Lorsque les lésions ulcéro nécrotiques débordent des amygdales pour envahir la muqueuse buccale dans un contexte infectieux sévère, il faut évoquer une hémopathie et rechercher par la clinique, la NFS et le myélogramme une leucose aiguë ou une agranulocytose aiguë.

 

4) Les angines vésiculeuses: Sont virales

 

L’angine herpétique : Est due au virus herpès simplex type 1. C’est un gingivo-stomatite faite de vésicules en bouquet sur les amygdales et les piliers qui vont confluer et laisser place à un des taches d’exsudat entourées d’une auréole rouge. Un herpès labial ou narinaire est souvent associé. L ‘évolution est simple avec risque de récidive.

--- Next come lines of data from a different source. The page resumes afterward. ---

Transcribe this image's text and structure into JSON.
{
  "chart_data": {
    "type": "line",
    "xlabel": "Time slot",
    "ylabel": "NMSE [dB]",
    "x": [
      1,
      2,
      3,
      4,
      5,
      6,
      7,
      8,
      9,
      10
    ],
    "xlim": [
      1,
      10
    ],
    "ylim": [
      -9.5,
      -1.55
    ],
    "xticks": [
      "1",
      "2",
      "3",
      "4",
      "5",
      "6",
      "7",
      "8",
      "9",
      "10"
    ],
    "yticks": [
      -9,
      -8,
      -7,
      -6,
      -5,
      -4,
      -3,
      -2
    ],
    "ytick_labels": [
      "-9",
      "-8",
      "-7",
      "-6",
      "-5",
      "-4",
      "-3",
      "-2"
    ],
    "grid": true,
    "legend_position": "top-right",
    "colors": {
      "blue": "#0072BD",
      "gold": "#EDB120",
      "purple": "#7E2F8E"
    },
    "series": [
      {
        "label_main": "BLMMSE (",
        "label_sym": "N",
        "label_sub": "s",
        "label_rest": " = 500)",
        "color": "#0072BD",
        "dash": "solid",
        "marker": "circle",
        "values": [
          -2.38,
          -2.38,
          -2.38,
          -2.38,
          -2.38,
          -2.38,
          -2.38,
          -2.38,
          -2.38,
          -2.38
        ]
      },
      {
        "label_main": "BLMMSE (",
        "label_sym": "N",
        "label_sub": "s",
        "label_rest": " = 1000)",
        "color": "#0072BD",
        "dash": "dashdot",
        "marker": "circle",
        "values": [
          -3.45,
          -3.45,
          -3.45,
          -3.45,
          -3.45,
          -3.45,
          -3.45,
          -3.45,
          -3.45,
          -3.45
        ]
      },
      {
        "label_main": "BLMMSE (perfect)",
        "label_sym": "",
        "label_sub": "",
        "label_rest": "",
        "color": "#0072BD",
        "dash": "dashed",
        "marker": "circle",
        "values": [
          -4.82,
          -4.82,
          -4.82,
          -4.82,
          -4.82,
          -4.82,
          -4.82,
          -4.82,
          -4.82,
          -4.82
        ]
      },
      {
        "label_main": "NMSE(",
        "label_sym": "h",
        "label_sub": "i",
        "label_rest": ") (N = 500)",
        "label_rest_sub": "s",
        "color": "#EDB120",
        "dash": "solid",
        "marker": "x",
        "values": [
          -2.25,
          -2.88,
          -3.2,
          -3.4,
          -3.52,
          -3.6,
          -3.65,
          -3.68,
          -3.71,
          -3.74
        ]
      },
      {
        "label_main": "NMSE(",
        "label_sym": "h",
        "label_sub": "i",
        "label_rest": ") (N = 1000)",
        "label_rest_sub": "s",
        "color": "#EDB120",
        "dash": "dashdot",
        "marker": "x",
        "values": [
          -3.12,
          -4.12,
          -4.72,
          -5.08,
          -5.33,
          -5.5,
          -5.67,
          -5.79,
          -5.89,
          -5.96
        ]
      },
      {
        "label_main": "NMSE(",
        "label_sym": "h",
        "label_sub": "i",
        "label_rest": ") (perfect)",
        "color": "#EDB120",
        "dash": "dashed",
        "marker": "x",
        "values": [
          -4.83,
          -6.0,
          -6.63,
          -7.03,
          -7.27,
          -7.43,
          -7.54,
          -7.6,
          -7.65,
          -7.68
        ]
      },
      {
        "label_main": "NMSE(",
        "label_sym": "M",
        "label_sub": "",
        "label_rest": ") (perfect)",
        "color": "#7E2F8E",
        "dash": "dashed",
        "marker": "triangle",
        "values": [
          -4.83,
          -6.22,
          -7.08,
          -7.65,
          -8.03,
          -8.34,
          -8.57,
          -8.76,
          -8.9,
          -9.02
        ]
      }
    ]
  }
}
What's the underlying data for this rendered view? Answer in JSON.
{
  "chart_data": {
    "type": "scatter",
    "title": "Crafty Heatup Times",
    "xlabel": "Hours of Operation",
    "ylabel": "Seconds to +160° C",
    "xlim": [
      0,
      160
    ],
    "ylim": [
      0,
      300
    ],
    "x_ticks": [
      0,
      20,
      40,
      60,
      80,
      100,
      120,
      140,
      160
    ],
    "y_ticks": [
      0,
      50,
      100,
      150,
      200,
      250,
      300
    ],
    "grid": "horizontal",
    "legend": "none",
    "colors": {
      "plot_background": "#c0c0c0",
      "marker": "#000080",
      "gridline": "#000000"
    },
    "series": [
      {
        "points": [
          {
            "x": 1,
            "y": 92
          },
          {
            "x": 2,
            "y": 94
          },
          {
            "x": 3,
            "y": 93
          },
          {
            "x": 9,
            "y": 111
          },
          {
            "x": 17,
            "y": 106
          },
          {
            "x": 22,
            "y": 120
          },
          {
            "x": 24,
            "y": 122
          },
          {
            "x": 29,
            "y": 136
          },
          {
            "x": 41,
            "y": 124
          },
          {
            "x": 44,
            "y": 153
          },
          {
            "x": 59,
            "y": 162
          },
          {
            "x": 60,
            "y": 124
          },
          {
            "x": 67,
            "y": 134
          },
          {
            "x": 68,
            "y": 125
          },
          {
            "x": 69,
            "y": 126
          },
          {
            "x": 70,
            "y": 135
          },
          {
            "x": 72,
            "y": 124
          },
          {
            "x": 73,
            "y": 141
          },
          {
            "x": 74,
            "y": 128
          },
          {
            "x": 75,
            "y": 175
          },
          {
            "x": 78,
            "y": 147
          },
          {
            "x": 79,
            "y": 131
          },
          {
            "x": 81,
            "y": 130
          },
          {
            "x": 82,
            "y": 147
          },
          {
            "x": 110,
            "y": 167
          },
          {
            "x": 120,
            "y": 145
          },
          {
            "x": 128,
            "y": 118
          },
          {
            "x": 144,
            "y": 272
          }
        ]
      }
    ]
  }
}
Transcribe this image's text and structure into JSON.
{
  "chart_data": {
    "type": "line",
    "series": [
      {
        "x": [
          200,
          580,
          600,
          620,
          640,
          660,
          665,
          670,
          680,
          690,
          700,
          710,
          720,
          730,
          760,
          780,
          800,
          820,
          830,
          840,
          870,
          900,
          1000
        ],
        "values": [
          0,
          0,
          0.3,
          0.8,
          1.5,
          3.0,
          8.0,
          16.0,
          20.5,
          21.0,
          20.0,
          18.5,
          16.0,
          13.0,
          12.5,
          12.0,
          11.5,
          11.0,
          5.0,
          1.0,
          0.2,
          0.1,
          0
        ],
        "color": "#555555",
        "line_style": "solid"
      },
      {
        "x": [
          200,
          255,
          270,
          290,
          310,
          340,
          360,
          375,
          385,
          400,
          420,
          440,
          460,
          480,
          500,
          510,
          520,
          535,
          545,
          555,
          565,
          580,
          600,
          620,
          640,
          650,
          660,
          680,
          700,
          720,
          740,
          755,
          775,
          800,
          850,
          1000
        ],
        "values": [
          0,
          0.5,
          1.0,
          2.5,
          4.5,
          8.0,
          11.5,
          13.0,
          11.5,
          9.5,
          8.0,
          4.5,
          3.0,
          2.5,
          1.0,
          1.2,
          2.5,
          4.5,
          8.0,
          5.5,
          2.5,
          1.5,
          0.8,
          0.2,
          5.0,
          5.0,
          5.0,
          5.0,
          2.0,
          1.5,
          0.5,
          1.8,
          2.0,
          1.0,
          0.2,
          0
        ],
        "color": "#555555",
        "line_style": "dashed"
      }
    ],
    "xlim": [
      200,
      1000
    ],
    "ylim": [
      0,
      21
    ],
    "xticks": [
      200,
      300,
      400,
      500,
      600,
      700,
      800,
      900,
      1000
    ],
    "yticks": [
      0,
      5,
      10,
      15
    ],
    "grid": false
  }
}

 Herpangine:  Due à un virus coxackie du groupe A. Ressemble à L’angine herpétique mais survient par petites épidémies estivales. Elle touche surtout le jeune enfant avec un début brutal marqué par une fièvre à 39°C , des vésicules sur le voile du palis qui se rompent pour laisser place à des exulcérations arrondies. La guérison se fait en 3 – 4 jours.

Le zona pharyngé : Dans le territoire du Glosso-pharyngien il se caractérise par son unilatéralité.

 

5) les maladies infectieuses

Scarlatine , typhoïde, rougeole, varicelle, toxoplasmose acquise. Les angines s’intègrent dans un contexte clinique évocateur de la cause.

 

IV – CONCLUSION

 

Les angines ont donc des causes variées. Elles restent dominées en France par les viroses communes. La diphtérie étant devenue exceptionnelle, le danger  est représenté l’infection streptococcique qui justifie une antibiothérapie probabiliste systématique devant toute angine érythémateuse ou erythémato-pultacée.

Des tests de dépistage  et de diagnostic rapides de l’angine ont été mis au point pour promouvoir le bon usage des antibiotiques afin de préserver leur efficacité.